During the Republican primaries McCain campaigned against the Bush tax cut on grounds quite similar to those Democrats are now using to oppose it - objections to its size, the effect on the country's ability to pay off the national debt, and it's skew toward the wealthiest Americans.

Sources close to McCain say he's now revisiting the whole issue of the tax cut in the light of the rapidly decelerating economy. But from all the available evidence it seems to me that McCain will likely again oppose Bush's bill (possibly in a slightly updated fashion), and perhaps make the case against it even more effectively than Democrats.

McCain has good reason to oppose the Bush bill on substantive policy grounds. He's a debt hawk; he's troubled that the Bush plan might prevent increases in military spending; and his positions on health care issues are not that different from those of many Senate Democrats. But don't discount the intensity of animosity between McCain and his supporters and Bush and his. It's a mix of ideological and personal enmities that runs very deep.

And now for something totally different (or at least kinda different).

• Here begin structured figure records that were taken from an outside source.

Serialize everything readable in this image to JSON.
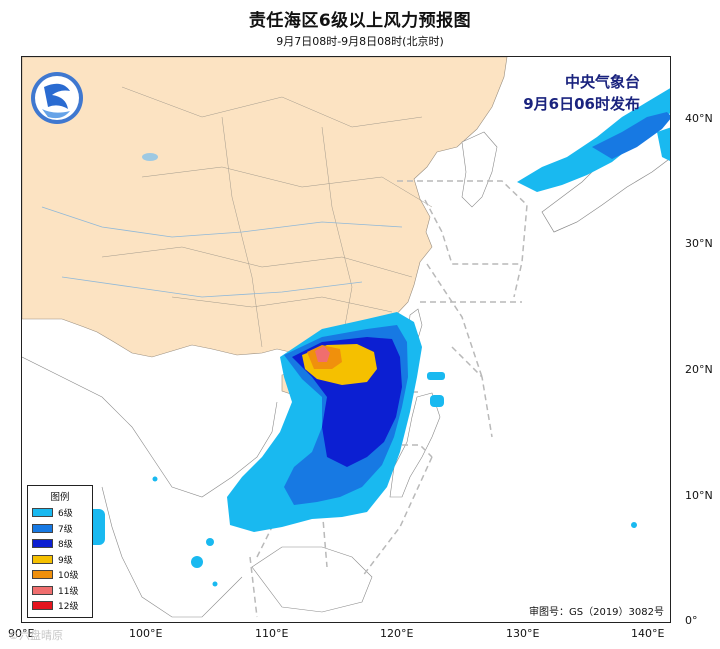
{
  "title": "责任海区6级以上风力预报图",
  "subtitle": "9月7日08时-9月8日08时(北京时)",
  "issuer": {
    "line1": "中央气象台",
    "line2": "9月6日06时发布"
  },
  "legend": {
    "title": "图例",
    "items": [
      {
        "label": "6级",
        "color": "#19b9f0"
      },
      {
        "label": "7级",
        "color": "#1779e3"
      },
      {
        "label": "8级",
        "color": "#0c1fd2"
      },
      {
        "label": "9级",
        "color": "#f5c000"
      },
      {
        "label": "10级",
        "color": "#f0900c"
      },
      {
        "label": "11级",
        "color": "#f06e6e"
      },
      {
        "label": "12级",
        "color": "#e5141e"
      }
    ]
  },
  "axes": {
    "lat_labels": [
      "40°N",
      "30°N",
      "20°N",
      "10°N",
      "0°"
    ],
    "lon_labels": [
      "90°E",
      "100°E",
      "110°E",
      "120°E",
      "130°E",
      "140°E"
    ]
  },
  "approval": "审图号：GS（2019）3082号",
  "watermark": "©六盘晴原",
  "colors": {
    "land": "#fce3c2",
    "wind_6": "#19b9f0",
    "wind_7": "#1779e3",
    "wind_8": "#0c1fd2",
    "wind_9": "#f5c000",
    "wind_10": "#f0900c",
    "wind_11": "#f06e6e",
    "wind_12": "#e5141e"
  }
}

Senator McCain is often associated with a Conservative splinter-movement called National Greatness Conservatism.

Even National Greatness types admit that the movement (if you can call it that) is quite amorphous. But broadly speaking, National Greatness types see themselves in the tradition of strong-state Progressive Nationalism often associated with Teddy Roosevelt. (They're way into Teddy Roosevent.) Like McCain, one of their signature issues is campaign finance reform and they don't think the world revolves around cuts in marginal tax rates for the extremely wealthy. They are genuinely reformist and unlike almost every other kind of Conservative there are a number of things that I agree with them about.

Or, to put it in more familiar Talking Points-style language, they're unlike most other Conservatives in that they're not completely full of crap.

In any case, Marshall Wittman, one of the made-men of the National Greatness crew, has just opened up a political commentary site.

(Between you and me, it looks suspiciously like Talking Points. But, hey, imitation is the sincerest form of flattery, right? Or maybe he just copied it from Kausfiles, where I got the idea?)

In any case, if you're the typical Talking Points reader you'll probably find a lot of stuff on Wittman's site you'll disagree with. (The hokey picture of Ronald Reagan was almost enough to do it for me. But I held my hand over my left eye and tried to focus on the picture of Teddy Roosevelt -- you'll understand when you see the site.) But this sort of McCainite conservatism is the most interesting and dynamic stuff going on in the Republican party today. So I'd say it's worth taking a look. Hell, I'll even give it the official Talking Points Seal of Approval.

P.S. If you go to Wittman's site and then feel guilty about it afterwards, just tell people, "Hey, look ... I was young. I was experimenting."   Works every time.

P.P.S. I think on a number of issues McCain is actually moving further left, or further toward the Dems, than his National Greatness admirers. But we'll leave that for another post.